Dokter tampan itu segera meraih ponsel dari tangan Reanna, jari-jemari besarnya terlihat mengetikkan sesuatu di sana. Setelahnya, ia mengembalikan benda persegi panjang itu kepada pemiliknya.
"Itu nomor saya. Tolong hubungi saya setiap satu jam sekali untuk memberikan kabar mengenai Kia," ucap pria itu, raut wajahnya terlihat begitu khawatir ketika menatap putrinya. "Saya benar-benar sedang terburu-buru, jadi ... mohon bantuannya," lanjutnya.
Reanna kembali memberikan senyumannya. "Baiklah. Anda tidak perlu khawatir. Selamat bekerja."
***
"Kia sudah makan?" Reanna bertanya pada gadis kecil yang sedang duduk dengan santai di karpet yang ada di pojok tempat itu, Kia sedang sibuk mencabuti setiap helai kelopak bunga mawar yang ada di tangan mungilnya.
"Cudah." Gadis kecil itu menjawab singkat. Jari telunjuk kecil itu menunjuk sesuatu. "Kia mau itu~"
Reanna mengikuti arah telunjuk mungil Kia, kemudian tersenyum setelah mengerti maksud dari anak kecil menggemaskan itu.
"Bunga lily?" ia memastikan.
Sedangkan gadis kecil itu mengangguk dengan semangat.
"Baiklah ... ini dia." Reanna kembali mengulurkan setangkai bunga putih untuk Kia.
"Telima kacih." Kia menerimanya dengan suka cita, mata lebar itu terlihat bersinar cerah.

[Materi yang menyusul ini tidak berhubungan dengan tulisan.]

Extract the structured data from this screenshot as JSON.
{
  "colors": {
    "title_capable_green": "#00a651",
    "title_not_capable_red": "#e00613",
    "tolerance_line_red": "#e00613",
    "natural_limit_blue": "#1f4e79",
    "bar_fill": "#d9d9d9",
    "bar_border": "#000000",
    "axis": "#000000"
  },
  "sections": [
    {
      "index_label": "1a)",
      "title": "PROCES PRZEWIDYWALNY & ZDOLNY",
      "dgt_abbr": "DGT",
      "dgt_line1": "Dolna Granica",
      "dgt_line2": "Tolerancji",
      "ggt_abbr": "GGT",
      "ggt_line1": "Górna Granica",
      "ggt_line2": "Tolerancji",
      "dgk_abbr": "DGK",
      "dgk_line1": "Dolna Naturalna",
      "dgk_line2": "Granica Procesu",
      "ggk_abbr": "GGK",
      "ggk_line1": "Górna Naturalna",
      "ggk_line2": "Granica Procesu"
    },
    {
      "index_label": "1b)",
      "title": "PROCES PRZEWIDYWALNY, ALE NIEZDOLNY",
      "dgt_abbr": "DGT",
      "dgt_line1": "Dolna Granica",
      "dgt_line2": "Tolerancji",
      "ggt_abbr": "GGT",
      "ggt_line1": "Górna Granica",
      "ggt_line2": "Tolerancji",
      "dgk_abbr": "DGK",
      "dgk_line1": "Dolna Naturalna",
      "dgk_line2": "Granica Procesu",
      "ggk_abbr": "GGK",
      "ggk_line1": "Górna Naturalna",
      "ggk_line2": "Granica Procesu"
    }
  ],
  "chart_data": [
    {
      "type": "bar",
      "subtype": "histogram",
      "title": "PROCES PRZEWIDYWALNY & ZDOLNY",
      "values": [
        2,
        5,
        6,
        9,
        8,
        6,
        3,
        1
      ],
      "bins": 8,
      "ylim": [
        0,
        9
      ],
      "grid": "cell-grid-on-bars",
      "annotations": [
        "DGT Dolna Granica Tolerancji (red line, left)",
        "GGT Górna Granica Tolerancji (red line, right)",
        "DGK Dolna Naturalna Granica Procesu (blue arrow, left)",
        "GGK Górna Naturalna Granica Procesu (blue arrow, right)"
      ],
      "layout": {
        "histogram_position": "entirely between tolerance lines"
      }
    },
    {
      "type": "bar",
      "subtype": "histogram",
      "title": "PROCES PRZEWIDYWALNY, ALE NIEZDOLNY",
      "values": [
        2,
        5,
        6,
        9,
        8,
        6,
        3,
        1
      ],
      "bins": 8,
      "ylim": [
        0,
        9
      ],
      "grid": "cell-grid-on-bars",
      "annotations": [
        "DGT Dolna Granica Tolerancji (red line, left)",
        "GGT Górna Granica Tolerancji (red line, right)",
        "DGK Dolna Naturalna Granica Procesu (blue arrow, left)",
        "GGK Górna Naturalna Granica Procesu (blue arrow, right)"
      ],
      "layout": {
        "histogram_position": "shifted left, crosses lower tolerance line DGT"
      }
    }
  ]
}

Melihatnya, mau tidak mau kembali mengukir senyuman pada wajah cantik Reanna. Ia senang jika bisa membuat gadis kecil itu bahagia, meskipun dengan hal yang sesederhana itu.
Tisha yang sedari tadi mengamati Reanna dan Kia akhirnya mendekat setelah beberapa pengunjung tokonya pergi.
"Adik kecil, kak Tisha pinjam kak Rea-nya sebentar, ya?" gadis berkuncir kuda itu menarik lengan Reanna pelan, membawa gadis itu sedikit menjauh setelah melihat anggukan dari kepala si kecil Kia. Reanna hanya menatap Tisha tidak mengerti.
"Ada apa?"
"Kamu berhutang penjelasan padaku. Siapa lelaki itu? Kenapa kamu bisa mengenalnya? Dan lagi, handphonemu sudah ketemu?" Tisha memberikan pertanyaan bertubi-tubi pada Reanna. Sungguh, sepertinya ia melewatkan sesuatu yang penting tentang gadis itu.
"Ceritanya panjang, Sha. Aku juga tidak menyangka bisa menemukan handphoneku secara tidak sengaja seperti ini." Reanna menjeda ucapannya. "Lelaki itu ... dia dr. Adams, Nathanael Adams. Dokter yang menanganiku saat sakit perut kemarin, sekaligus seseorang yang kutampar saat di kelab malam. Sangat kebetulan, bukan?"
Dan Tisha terlihat begitu terkejut mendengar jawaban Reanna.
"Benarkah? Bisa seperti itu, ya? Padahal kemungkinan kecil untuk bisa menemukan ponselmu mengingat betapa ramainya kelab malam itu kemarin malam." Tisha sedikit sangsi sebenarnya.
"Jika semesta mengizinkan mengapa tidak?"
"Iya juga sih ...." Tisha mengangguk mengerti. "Kamu beruntung, Re," lanjutnya.
Reanna hanya tersenyum untuk menanggapinya.
Namun, saat mata Tisha menatap Kia, kembali satu pertanyaan muncul di kepala cantiknya. "Lalu, kenapa kamu bisa mengenal anak itu? Bukankah itu anaknya?" ia menunjuk Kia dengan dagunya, kedua tangannya terlipat di depan dada.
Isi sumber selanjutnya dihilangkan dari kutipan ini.